The last person with whom a director will discuss his real dilemmas is his supervisory board member. This is the remarkable outcome of a recent study (March 2018) by Nyenrode University. Twenty management board members of medium-sized and large companies in the Netherlands were interviewed about their most important dilemmas and questions. The study made one thing clear: the management generally doesn’t see the supervisory board member as the confidant and adviser that he is supposed to be according to the law.
“The study made one thing clear: the management generally doesn’t see the supervisory board member as the confidant and adviser that he is supposed to be according to the law.”
A supervisory board member supervises and at the same time acts as a consultant. The supervisory board member is expected to put his insight, wisdom and experience at the service of the company by supporting the management with solid advice. Apparently it doesn’t always work that way. What could be the reason for that?
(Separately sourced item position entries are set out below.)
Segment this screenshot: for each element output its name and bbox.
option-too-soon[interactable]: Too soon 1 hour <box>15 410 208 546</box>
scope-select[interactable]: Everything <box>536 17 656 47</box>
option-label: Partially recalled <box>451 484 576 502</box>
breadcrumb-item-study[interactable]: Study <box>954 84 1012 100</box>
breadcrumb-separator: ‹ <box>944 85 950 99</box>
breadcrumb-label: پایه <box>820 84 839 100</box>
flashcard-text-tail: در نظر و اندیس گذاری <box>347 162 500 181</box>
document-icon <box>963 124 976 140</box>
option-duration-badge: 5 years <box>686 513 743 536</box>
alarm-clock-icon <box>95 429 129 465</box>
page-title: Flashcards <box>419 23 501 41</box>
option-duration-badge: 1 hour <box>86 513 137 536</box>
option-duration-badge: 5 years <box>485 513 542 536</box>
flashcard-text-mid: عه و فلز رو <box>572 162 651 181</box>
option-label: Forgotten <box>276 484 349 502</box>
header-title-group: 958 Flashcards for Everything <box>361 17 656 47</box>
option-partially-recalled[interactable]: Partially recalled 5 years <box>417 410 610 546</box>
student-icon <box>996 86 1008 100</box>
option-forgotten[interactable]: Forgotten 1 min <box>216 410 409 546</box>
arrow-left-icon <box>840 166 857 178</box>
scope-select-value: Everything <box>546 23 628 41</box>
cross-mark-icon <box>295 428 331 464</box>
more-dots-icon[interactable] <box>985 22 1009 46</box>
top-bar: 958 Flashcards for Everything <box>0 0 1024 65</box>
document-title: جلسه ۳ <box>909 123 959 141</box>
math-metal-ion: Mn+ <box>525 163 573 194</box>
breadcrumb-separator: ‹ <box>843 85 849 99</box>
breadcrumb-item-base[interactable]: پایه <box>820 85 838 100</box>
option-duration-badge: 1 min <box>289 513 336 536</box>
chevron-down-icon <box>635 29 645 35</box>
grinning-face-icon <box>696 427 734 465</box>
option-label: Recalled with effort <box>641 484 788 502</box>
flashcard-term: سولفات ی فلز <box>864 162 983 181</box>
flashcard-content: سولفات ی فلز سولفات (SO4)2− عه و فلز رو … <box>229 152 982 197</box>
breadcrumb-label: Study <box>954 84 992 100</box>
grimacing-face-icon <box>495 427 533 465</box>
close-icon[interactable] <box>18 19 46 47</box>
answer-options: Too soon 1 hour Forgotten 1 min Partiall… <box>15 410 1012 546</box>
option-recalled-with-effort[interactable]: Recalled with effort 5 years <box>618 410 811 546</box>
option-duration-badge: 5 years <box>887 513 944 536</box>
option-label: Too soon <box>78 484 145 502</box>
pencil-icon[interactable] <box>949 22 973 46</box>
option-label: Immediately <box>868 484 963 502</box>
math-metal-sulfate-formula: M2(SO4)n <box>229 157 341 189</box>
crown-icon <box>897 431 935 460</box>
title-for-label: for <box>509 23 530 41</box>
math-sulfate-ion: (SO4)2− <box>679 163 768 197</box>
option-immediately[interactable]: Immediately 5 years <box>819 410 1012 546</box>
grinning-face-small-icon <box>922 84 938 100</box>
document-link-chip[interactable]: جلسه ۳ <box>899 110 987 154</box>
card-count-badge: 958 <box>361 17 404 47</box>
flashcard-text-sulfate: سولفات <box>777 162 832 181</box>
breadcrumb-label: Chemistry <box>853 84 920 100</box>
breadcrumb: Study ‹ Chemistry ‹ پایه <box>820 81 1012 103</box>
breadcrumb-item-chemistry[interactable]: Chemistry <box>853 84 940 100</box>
First of all, there’s a fundamental contradiction between the monitoring function of the supervisory board member and his advisory function. “The police are your best friend” is something that we didn’t believe as kids either. Second, many supervisory board members fall short in performing their monitoring function. They try to do the director’s job or mix their personal interests too much with those of the company. They play power games or are insufficiently informed. If you’re not performing your monitoring function properly, the management obviously won’t take you seriously as an adviser either. Third, advice from a regulator is dangerous by definition. “As a supervisory board member, I advise you to tackle this issue in such and such a way.” Yeah, sure. And what if the management doesn’t follow the advice? What does the “well-intentioned” adviser think of that in his role as a supervisor? It will often mean that a piece of advice is nothing more than a nicely packaged instruction. Fourth, we rarely see that there’s a great feeling of community between the management and the supervisory board, a feeling that together you must safeguard the company’s continuity and prosperity. Not seldom, and certainly when it concerns government-related entities, all kinds of political games are being played or there are even different “camps” and movements within the board. Not really a trust inspiring environment.
What does that mean? Is it better to get rid of that double role and simply acknowledge that the supervisory board member is not an adviser but only (exclusively) a supervisor? I don’t think so. In my opinion it’s mainly a matter of mutual awareness. As part of its internal assessment function, a supervisory board must consider to what extent it is actually living up to performing its advisory role. In other words, the board must consciously and actively fulfill its advisory role and explain its actions in this regard. The management should also be questioned about this matter. At least once a year, the effectiveness of the advisory role must be a prominent item on the agenda. In my opinion, the advisory role must also be mentioned in the supervisory board’s report and account must be given in the annual report. The supervisory board should look in a structural manner at how this role can be better fulfilled. A possible solution could be to appoint one or two supervisory board members (not including the Chairman of the supervisory board) as a special adviser and trusted person within the board. These supervisory board members will then serve as the go-between for the fiduciary and advisory role. In that way trust is turned from a word into an action.